パーントゥは沖縄県宮古島に伝わる仮面の来訪神である。「パーントゥ」は宮古方言で鬼神や化け物を指す語で、全身に黒い泥を塗りつけ、シイノキカズラ(キャーン)という蔓草を頭から足まで幾重にも身にまとい、植物の繊維で作った仮面で顔を覆った異形の姿をとる。村のなかを歩いては人びとに泥をつけて回り、その年の厄を祓う神とされる。海の彼方や地底にある他界から定期的に村を訪れ、災厄を祓って豊穣と幸をもたらす来訪神信仰の系譜に連なる存在で、その姿を見せるのは厳しく定められた季節の祭りのときに限られると伝わる。

民話・伝承

宮古島の島尻では、親(ウヤ)・中(ナカ)・子(フファ)と呼ばれる三体のパーントゥが現れる。彼らは「ンマリガー(産まれ泉)」と呼ばれる井泉の底に溜まった泥を全身に塗り、無言で集落をめぐっては住民や新築の家、生まれたばかりの新生児に泥をつけて回り、厄を祓うと伝わる。

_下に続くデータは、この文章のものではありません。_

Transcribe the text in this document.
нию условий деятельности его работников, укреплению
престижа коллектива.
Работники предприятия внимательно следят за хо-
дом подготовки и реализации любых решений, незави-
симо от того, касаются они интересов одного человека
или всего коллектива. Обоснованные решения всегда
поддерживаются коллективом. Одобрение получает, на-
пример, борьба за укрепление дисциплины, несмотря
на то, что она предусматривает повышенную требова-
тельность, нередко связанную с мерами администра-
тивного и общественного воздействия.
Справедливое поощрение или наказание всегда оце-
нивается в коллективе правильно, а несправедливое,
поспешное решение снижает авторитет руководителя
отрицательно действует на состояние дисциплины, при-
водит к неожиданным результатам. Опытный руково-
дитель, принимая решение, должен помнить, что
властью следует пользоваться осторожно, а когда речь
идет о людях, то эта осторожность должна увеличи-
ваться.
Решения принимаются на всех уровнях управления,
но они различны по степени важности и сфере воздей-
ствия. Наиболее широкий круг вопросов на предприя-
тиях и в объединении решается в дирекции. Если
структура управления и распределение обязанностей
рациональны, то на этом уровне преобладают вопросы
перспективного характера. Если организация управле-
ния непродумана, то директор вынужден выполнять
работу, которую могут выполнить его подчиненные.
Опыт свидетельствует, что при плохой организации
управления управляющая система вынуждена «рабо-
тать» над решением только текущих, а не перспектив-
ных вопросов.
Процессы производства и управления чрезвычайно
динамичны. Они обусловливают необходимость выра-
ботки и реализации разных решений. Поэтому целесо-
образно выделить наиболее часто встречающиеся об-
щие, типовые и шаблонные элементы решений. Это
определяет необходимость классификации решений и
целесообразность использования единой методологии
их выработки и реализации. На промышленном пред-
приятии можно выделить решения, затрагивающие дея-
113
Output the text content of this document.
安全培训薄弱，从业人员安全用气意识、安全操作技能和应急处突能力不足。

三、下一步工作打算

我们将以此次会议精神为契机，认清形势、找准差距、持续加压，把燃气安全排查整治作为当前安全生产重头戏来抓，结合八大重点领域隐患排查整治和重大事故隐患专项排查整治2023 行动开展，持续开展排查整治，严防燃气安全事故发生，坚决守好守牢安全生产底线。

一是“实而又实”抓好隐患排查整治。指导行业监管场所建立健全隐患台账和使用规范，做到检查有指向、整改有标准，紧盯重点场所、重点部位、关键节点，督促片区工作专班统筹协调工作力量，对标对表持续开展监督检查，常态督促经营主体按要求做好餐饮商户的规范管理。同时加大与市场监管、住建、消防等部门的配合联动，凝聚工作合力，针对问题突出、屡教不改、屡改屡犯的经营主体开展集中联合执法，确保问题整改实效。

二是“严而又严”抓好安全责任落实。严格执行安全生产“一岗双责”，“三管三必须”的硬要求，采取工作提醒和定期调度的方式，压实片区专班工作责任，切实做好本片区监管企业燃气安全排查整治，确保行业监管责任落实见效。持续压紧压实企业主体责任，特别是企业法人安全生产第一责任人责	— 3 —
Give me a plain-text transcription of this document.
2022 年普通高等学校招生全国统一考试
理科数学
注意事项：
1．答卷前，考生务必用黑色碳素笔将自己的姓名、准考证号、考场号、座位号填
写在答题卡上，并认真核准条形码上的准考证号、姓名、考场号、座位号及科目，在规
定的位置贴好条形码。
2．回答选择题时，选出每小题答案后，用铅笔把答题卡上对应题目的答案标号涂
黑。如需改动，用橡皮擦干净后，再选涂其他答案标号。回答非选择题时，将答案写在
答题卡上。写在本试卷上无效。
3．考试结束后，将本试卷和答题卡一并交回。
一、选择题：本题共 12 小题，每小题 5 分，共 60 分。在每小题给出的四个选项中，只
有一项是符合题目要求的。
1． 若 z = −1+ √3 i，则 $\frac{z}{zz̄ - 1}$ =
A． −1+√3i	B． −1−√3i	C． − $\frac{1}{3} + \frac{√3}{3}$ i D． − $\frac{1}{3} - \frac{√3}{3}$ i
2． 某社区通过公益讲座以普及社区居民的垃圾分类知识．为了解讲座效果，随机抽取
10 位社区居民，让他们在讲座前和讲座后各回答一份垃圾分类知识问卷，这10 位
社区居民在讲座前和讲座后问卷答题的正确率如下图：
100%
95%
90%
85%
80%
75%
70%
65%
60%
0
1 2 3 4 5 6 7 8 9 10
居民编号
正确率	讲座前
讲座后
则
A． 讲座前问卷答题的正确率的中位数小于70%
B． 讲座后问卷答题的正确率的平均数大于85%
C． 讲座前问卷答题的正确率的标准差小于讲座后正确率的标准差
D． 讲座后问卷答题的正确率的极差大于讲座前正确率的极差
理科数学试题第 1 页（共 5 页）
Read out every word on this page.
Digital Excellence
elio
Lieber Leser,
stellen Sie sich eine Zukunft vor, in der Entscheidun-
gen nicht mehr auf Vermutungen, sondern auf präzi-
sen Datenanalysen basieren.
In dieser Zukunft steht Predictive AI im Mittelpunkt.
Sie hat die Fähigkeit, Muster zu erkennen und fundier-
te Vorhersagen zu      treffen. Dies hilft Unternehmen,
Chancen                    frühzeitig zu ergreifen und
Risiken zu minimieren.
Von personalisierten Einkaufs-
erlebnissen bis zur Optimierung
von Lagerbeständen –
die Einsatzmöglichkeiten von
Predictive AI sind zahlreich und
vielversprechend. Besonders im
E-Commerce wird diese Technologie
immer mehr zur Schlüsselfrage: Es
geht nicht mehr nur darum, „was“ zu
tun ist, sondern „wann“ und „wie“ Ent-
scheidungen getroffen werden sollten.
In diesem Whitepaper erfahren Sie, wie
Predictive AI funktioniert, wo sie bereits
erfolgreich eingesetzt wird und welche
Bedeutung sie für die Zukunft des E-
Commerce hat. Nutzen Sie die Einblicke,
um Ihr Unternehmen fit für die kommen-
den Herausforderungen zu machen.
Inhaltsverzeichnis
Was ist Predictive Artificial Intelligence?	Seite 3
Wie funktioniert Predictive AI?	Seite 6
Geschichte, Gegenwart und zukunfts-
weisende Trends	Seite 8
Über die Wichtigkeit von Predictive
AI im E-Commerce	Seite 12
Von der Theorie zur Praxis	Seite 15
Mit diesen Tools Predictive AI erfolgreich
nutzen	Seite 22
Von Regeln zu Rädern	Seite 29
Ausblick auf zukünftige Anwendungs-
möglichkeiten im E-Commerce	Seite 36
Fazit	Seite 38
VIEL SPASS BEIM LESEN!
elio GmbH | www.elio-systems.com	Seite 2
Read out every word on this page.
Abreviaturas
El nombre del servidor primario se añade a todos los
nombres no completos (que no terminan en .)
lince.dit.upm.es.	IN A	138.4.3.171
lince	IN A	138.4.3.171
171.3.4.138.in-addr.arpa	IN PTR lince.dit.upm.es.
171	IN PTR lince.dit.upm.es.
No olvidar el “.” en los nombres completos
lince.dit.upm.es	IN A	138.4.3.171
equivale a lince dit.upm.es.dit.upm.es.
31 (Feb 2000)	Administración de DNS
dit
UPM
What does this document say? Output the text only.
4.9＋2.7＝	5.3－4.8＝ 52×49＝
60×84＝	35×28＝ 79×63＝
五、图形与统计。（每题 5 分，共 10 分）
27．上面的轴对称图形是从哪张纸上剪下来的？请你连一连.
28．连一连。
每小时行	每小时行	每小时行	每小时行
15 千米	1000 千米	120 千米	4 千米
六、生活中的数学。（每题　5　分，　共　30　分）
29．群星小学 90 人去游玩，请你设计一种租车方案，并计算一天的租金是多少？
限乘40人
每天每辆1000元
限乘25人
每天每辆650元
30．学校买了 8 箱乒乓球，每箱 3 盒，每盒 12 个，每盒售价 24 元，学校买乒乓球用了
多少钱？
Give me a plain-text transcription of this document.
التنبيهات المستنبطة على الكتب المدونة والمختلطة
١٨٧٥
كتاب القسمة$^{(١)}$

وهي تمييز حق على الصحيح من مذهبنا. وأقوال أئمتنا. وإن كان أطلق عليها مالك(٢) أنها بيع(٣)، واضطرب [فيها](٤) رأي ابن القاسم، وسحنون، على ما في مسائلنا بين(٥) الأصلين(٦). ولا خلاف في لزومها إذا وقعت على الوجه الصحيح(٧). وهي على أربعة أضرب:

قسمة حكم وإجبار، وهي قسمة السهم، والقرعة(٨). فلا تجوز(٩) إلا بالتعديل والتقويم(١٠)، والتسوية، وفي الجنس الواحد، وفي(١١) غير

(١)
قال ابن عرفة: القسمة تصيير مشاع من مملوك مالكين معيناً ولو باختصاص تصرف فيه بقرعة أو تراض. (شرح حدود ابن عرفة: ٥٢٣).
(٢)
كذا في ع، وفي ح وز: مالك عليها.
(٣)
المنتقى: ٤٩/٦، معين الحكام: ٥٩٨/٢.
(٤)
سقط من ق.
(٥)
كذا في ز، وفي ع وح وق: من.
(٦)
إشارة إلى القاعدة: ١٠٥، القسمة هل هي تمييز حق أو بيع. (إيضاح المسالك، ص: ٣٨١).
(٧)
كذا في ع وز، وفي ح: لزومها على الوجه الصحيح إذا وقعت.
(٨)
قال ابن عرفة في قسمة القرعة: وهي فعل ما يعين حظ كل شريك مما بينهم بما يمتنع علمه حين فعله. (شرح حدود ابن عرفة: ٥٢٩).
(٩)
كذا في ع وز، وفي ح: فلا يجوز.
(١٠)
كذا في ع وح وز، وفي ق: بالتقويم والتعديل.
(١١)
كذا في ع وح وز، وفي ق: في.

泥をつけられるのは縁起がよいとされる。野原(のばる)地区には、女性や子供が中心となって担う別系統の行事(パーントゥ・ウヤガン系)が伝わる。この行事は国の重要無形民俗文化財に指定されており、2018年にはユネスコ無形文化遺産「来訪神:仮面・仮装の神々」(全国10件)の一つとして登録された。沖縄県からの登録はこのパーントゥが唯一である。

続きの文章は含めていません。